Morality is faulty. It attempts to establish absolute rules of behavior that fit all situations, but this is impossible since every event is different. True, for example, one shouldn’t drive through a red light, help old ladies cross the street, give charity, and not kill. But there are instances where these rules do not make sense, such as when one is being pursued by a murderer, when the old lady is crazy and harmful if touched, or if it makes more sense at the moment to spend the money for an investment, or to kill in self defense.  Additionally, what may be proper in one country at one moment in time may not be proper in another at another time. Thus, morality is a good set of rules for people who don’t think because the rules are generally (but only generally) the right way to behave to help people and society.

 

Maimonides followed the teachings of the fourth century BCE Greek philosopher Aristotle and not Plato who mistakenly thought that there are absolutes for virtually everything.
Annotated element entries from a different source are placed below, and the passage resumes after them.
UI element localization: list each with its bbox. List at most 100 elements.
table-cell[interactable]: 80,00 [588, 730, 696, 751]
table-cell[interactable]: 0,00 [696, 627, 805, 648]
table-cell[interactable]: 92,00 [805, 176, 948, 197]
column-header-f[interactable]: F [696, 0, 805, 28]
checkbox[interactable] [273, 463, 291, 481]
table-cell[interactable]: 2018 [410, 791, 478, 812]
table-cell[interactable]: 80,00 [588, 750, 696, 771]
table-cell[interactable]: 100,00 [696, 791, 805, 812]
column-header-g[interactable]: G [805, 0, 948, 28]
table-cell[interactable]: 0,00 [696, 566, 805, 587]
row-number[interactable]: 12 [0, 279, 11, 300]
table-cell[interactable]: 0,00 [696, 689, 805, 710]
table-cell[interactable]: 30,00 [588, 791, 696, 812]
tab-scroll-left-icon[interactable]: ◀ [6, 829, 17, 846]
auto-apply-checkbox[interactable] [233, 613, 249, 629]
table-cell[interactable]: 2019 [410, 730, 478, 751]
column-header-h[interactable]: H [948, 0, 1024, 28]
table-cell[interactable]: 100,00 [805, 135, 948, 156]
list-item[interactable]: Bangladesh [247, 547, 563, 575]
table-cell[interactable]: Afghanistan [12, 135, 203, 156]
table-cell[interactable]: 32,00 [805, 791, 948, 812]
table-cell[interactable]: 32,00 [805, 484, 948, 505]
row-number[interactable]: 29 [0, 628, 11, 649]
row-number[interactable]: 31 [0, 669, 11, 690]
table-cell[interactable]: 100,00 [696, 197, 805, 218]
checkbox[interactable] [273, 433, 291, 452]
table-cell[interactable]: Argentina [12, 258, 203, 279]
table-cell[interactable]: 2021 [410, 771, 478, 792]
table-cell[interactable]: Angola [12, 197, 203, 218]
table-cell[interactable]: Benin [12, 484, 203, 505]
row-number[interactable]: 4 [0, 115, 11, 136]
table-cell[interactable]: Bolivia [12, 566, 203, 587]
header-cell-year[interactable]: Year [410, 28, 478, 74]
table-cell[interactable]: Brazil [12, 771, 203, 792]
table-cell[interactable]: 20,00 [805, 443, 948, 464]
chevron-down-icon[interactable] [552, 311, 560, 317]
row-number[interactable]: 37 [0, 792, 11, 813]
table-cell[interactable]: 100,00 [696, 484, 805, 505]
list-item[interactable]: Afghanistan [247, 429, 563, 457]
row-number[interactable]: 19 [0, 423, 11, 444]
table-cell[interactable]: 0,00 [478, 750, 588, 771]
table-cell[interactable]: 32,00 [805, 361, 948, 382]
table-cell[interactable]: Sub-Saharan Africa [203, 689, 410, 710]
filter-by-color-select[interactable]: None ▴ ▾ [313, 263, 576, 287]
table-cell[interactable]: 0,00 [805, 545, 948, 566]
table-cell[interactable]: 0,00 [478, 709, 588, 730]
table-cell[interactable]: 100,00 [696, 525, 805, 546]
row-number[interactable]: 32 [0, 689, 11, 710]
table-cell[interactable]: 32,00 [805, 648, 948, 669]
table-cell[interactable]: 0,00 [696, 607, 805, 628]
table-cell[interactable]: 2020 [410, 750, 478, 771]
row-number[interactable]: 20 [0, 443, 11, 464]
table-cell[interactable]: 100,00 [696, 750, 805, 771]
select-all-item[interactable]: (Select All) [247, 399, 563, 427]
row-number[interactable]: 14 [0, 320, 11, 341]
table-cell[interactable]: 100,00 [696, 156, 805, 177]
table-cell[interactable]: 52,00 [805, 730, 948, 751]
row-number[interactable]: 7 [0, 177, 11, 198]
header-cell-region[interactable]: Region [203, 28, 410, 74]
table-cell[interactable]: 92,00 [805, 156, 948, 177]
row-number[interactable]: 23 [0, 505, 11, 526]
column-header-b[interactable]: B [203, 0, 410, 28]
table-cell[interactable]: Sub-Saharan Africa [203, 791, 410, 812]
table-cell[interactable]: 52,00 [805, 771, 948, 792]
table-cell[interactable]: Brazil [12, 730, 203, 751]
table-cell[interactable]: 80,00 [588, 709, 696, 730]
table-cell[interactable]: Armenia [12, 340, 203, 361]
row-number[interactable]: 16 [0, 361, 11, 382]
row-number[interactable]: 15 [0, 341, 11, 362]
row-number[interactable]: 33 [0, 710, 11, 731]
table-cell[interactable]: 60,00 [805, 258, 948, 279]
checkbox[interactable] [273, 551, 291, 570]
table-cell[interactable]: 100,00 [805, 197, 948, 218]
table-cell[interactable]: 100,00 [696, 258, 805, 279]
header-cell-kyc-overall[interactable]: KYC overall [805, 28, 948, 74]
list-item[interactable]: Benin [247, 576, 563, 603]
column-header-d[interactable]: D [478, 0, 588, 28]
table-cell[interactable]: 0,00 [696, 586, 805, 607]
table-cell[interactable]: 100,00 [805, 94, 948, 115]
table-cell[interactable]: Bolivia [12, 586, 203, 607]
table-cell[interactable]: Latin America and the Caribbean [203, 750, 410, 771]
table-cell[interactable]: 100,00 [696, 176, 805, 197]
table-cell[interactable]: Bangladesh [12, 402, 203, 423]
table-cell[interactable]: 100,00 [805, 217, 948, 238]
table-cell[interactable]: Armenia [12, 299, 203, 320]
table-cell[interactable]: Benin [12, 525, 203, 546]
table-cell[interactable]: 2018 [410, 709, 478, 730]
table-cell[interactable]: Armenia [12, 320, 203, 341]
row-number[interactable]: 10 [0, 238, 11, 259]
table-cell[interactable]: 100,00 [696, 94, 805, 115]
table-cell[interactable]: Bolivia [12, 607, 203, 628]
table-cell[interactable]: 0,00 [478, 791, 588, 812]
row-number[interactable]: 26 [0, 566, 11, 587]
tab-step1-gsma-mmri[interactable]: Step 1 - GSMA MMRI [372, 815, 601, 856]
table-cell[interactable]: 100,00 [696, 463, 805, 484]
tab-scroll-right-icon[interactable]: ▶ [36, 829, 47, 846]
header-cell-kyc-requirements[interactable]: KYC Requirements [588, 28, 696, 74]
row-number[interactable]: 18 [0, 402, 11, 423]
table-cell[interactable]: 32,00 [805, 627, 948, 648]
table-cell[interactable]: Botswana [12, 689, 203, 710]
When Christianity started Christians bought into Plato’s ideas. When Christianity spread, it influenced people of other faiths to accept the notion of absolutes and the need to be moral. As a result, many great philosophers who failed to recognize the true nature of morality wrestled with how to define it without success, simply because it cannot be defined other than to say that it is a set of general rules on how the general population who don’t think should act.

 

Aristotle said it this way in his Nichomachean Ethics:

Matters concerning conduct and with what is good for us have no fixity, any more than matters of health…. (In) particular cases, … (people) must in each case consider what is appropriate to the occasion, as happens also in the art of medicine or of navigation.